White Park Bay (also spelled Whitepark Bay) is a bay and three-mile long beach located near Ballycastle, County Antrim, on the north coast of Northern Ireland, along the Giant’s Causeway Coastal Route.[1] Sheep and cattle graze the hills and beach along the bay, which has been under the care of the National Trust for Places of Historic Interest or Natural Beauty since 1938.[2] It is situated in the townland of White Park.[3] The bay is also home to the Whitepark Bay Youth Hostel. The beach is unsuitable for swimming due to rip currents.
A cairn above the beach is designated as a Scheduled Historic Monument at grid ref: D0225 4403.[4]

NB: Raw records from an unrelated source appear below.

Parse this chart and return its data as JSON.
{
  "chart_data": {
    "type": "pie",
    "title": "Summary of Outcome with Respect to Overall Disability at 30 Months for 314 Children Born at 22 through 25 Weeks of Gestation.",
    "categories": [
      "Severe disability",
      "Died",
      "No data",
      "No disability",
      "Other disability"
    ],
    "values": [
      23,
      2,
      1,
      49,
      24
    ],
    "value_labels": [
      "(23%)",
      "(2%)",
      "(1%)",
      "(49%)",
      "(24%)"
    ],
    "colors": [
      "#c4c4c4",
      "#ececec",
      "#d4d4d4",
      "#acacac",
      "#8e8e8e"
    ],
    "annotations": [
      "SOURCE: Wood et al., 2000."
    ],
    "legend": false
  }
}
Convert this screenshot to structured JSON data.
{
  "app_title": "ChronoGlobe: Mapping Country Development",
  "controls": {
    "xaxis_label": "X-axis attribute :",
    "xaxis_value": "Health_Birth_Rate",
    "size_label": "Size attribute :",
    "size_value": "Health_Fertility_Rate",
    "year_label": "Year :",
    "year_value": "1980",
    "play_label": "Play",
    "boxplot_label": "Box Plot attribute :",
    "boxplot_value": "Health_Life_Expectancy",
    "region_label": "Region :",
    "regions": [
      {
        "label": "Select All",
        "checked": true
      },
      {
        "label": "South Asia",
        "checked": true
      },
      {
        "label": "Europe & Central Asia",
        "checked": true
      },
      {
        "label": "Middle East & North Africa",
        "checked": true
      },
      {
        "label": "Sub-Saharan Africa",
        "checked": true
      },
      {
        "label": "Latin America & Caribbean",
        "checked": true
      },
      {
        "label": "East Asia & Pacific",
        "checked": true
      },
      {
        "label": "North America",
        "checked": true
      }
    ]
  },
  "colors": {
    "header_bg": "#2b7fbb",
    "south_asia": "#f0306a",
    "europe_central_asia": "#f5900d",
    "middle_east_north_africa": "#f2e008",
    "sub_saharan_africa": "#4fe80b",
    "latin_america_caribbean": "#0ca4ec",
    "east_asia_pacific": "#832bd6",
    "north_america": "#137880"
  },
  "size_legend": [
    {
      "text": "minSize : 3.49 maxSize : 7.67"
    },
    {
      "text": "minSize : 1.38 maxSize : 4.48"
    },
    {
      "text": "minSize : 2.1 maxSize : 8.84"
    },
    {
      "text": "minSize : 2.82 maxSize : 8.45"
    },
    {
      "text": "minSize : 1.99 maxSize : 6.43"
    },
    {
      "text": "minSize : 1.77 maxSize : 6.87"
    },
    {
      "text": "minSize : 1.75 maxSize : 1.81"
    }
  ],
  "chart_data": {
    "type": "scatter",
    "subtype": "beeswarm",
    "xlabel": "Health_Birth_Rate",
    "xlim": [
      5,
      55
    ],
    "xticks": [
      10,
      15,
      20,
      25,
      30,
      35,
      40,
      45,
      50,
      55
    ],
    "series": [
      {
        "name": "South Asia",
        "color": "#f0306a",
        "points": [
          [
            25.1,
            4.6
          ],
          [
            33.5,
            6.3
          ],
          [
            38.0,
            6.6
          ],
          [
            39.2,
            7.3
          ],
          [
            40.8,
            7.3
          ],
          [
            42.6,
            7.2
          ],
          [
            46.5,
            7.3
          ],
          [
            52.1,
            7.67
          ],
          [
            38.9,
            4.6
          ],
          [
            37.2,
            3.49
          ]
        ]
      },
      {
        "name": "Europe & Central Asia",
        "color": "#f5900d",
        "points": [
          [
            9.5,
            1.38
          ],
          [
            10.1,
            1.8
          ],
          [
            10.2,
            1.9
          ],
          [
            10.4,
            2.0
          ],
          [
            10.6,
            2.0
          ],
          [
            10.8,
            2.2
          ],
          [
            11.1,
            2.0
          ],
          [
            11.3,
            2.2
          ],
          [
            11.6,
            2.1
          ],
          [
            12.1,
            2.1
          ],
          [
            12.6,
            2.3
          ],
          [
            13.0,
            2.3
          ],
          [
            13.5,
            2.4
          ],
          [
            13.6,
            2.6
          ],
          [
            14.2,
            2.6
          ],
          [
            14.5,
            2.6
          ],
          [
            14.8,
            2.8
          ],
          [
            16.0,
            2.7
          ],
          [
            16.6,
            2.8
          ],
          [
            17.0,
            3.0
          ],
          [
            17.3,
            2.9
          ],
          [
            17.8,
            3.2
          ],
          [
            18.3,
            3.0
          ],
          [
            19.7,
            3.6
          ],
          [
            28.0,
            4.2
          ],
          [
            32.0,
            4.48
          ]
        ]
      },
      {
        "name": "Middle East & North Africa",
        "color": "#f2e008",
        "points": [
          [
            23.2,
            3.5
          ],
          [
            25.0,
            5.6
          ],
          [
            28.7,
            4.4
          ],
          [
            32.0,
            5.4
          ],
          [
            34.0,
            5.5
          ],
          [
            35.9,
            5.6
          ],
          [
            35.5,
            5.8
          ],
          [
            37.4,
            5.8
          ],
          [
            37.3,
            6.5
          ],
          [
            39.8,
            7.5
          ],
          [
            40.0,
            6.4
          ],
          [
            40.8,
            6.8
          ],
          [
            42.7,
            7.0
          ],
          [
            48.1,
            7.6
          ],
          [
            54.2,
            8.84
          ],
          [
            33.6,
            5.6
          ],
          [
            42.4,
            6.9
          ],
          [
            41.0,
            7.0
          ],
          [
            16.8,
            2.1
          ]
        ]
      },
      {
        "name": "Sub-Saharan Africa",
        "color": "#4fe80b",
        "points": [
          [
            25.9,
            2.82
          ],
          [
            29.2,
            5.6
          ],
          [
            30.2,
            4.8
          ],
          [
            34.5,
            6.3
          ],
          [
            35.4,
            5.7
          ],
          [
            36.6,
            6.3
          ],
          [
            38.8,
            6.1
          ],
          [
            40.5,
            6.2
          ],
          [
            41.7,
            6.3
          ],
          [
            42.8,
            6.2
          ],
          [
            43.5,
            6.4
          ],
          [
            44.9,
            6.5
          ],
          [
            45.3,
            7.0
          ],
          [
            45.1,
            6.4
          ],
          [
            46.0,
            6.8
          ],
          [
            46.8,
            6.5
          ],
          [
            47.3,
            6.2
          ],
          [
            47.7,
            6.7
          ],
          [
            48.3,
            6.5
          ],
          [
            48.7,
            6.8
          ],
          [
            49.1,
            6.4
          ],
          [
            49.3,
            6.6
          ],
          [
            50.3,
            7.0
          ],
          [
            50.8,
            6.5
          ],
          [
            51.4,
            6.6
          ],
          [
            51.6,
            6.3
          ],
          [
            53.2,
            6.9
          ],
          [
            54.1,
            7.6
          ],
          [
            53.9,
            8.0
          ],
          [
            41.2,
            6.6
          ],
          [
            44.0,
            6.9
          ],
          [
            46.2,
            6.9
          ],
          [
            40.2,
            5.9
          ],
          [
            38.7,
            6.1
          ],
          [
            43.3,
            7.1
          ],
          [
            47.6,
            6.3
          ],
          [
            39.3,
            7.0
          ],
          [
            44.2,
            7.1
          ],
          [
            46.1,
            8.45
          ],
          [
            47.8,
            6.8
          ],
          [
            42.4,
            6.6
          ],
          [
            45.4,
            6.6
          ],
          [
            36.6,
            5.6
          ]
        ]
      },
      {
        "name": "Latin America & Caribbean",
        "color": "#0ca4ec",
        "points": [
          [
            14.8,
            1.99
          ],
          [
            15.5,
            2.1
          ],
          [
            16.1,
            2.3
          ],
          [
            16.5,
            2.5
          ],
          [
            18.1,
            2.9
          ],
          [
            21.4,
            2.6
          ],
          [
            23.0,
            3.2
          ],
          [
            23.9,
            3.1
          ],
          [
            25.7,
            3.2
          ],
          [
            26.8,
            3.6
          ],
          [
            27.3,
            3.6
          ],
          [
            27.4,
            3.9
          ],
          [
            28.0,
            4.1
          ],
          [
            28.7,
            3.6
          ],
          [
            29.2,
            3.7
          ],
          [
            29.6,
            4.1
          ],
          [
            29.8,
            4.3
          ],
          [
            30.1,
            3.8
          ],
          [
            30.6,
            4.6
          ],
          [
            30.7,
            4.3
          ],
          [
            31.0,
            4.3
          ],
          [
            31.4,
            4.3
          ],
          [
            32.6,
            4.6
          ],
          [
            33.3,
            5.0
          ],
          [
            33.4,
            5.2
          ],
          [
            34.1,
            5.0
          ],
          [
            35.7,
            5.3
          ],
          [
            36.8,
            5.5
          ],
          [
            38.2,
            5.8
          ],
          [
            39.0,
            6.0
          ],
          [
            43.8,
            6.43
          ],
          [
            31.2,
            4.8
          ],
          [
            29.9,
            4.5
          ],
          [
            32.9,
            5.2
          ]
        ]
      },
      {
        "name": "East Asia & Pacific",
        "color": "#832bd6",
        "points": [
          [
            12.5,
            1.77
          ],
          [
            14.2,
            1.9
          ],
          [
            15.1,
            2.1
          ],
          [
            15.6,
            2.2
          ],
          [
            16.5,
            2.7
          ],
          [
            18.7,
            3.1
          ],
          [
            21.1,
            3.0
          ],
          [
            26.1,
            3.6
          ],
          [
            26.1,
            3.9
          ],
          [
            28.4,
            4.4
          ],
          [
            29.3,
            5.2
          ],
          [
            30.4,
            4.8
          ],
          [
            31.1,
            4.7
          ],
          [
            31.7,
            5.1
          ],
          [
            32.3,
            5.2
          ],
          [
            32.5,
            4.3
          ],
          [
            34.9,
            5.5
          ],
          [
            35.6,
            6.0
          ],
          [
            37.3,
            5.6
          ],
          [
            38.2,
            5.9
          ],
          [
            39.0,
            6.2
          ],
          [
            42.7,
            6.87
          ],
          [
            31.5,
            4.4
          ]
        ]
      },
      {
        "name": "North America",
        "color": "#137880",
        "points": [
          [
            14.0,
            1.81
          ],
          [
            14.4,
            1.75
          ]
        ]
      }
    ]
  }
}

Whitepark Bay also hosts a great display of Ireland's geological past. The cliffs on both West and East sides of the bay are composed of Upper Cretaceous (Santonian- lower Maastrichtian) chalk. The chalk itself is a form of limestone composed almost entirely of Calcium Carbonate. This chalk formed Late during the Cretaceous period, a time when many marine transgressions took place, and much of the continents were under water- as was Ireland. In relation to the British Isles as a whole, it's thought that, at the ocean's highest, only a few mountain peaks of Northern Scotland would have stood out of the water. The cliffs at White Park Bay are rich in fragments of the belemnite, Belemnitella mucronata. Belemnitella was one of the latest surviving Belemnites. Belemnites, an important and distinctive fossil important for zonation and biostratigraphy of Mesozoic marine deposits, were related to today's modern Coleoid Cephalopods, looked superficially similar to squid, and possessed hundreds of hooks on each of their arms which they used presumably to catch their prey of other small marine creatures.